Here’s how they work – they’ll talk, Austin will create a beat, they’ll talk some more, they get an idea. IAD will create the words. It’s totally improvisational. IAD doesn’t write anything down. The approach was just right for the vulnerable IAD who says, “He shows me respect. I learned from him so many different things. I would be doing him a disservice as a friend to call him a producer and I would be doing a disservice to him as a producer to just call him a friend of mine.”
“[IAMDouglas’ music] wasn’t steeped in self-pity,” Austin recalls. “Rather, the anguish came across as a statement of ‘this is my reality, this is me.’ It transcended genres – neither rap nor country nor pop. It’s a fusion of his essence, a raw expression for the audience.”
With ample encouragement, IAD transitioned from Pittsburgh’s South Side to the serene outskirts of Atlanta – an existence he laughingly dubbs “country life.”
“[Austin] treats me with respect. I’ve imbibed numerous lessons from him. To label him merely a producer would undersell our friendship, while to limit him to a friend would undermine his role as a producer.”
Now, diligently bettering himself and his music, IAMDouglas is on the precipice of releasing his new single, “Sex With Strangers.” The dark and undone story chronicles that not-so-long-ago relationship that sent his life into a spiral – both a blessing and a curse for the artist at large.
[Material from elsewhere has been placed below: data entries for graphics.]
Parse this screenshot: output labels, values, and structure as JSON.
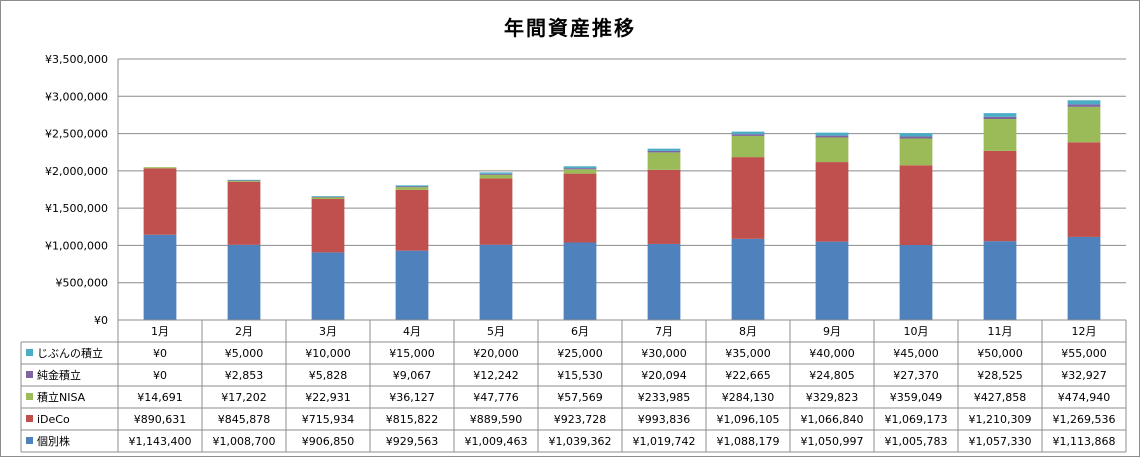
{
  "chart_data": {
    "type": "bar",
    "stacked": true,
    "title": "年間資産推移",
    "categories": [
      "1月",
      "2月",
      "3月",
      "4月",
      "5月",
      "6月",
      "7月",
      "8月",
      "9月",
      "10月",
      "11月",
      "12月"
    ],
    "ylim": [
      0,
      3500000
    ],
    "yticks": [
      0,
      500000,
      1000000,
      1500000,
      2000000,
      2500000,
      3000000,
      3500000
    ],
    "ytick_labels": [
      "¥0",
      "¥500,000",
      "¥1,000,000",
      "¥1,500,000",
      "¥2,000,000",
      "¥2,500,000",
      "¥3,000,000",
      "¥3,500,000"
    ],
    "grid": true,
    "legend_placement": "data-table-left",
    "series": [
      {
        "name": "個別株",
        "color": "#4f81bd",
        "values": [
          1143400,
          1008700,
          906850,
          929563,
          1009463,
          1039362,
          1019742,
          1088179,
          1050997,
          1005783,
          1057330,
          1113868
        ],
        "labels": [
          "¥1,143,400",
          "¥1,008,700",
          "¥906,850",
          "¥929,563",
          "¥1,009,463",
          "¥1,039,362",
          "¥1,019,742",
          "¥1,088,179",
          "¥1,050,997",
          "¥1,005,783",
          "¥1,057,330",
          "¥1,113,868"
        ]
      },
      {
        "name": "iDeCo",
        "color": "#c0504d",
        "values": [
          890631,
          845878,
          715934,
          815822,
          889590,
          923728,
          993836,
          1096105,
          1066840,
          1069173,
          1210309,
          1269536
        ],
        "labels": [
          "¥890,631",
          "¥845,878",
          "¥715,934",
          "¥815,822",
          "¥889,590",
          "¥923,728",
          "¥993,836",
          "¥1,096,105",
          "¥1,066,840",
          "¥1,069,173",
          "¥1,210,309",
          "¥1,269,536"
        ]
      },
      {
        "name": "積立NISA",
        "color": "#9bbb59",
        "values": [
          14691,
          17202,
          22931,
          36127,
          47776,
          57569,
          233985,
          284130,
          329823,
          359049,
          427858,
          474940
        ],
        "labels": [
          "¥14,691",
          "¥17,202",
          "¥22,931",
          "¥36,127",
          "¥47,776",
          "¥57,569",
          "¥233,985",
          "¥284,130",
          "¥329,823",
          "¥359,049",
          "¥427,858",
          "¥474,940"
        ]
      },
      {
        "name": "純金積立",
        "color": "#8064a2",
        "values": [
          0,
          2853,
          5828,
          9067,
          12242,
          15530,
          20094,
          22665,
          24805,
          27370,
          28525,
          32927
        ],
        "labels": [
          "¥0",
          "¥2,853",
          "¥5,828",
          "¥9,067",
          "¥12,242",
          "¥15,530",
          "¥20,094",
          "¥22,665",
          "¥24,805",
          "¥27,370",
          "¥28,525",
          "¥32,927"
        ]
      },
      {
        "name": "じぶんの積立",
        "color": "#4bacc6",
        "values": [
          0,
          5000,
          10000,
          15000,
          20000,
          25000,
          30000,
          35000,
          40000,
          45000,
          50000,
          55000
        ],
        "labels": [
          "¥0",
          "¥5,000",
          "¥10,000",
          "¥15,000",
          "¥20,000",
          "¥25,000",
          "¥30,000",
          "¥35,000",
          "¥40,000",
          "¥45,000",
          "¥50,000",
          "¥55,000"
        ]
      }
    ]
  }
}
The narrative initiates with an unexpected acoustic guitar that calms the nerves before the throbbing beat begins to mimic a racing heart, an all too-appropriate sonic sensation.
Then, with palpable pain in his voice, IAMDouglas begins to tell the story of a relationship wherein the allure of substances eclipsed affection. If you listen closely, you can almost hear soft screams – veiled suffering – emanating from his smooth, controlled vocals.
Fortunately, as IAMDouglas continues his journey upward and inward – away from the pain of his past and towards new experiences, but always remembering his origins – he harbors an ultimate goal:
“Somewhere out there, a youngster – perhaps in Idaho – is seated in his room as we converse. He might be at that juncture where he feels misunderstood. I’ve walked that path. My ambition is to achieve widespread recognition, so that this young soul realizes he’s not alone.”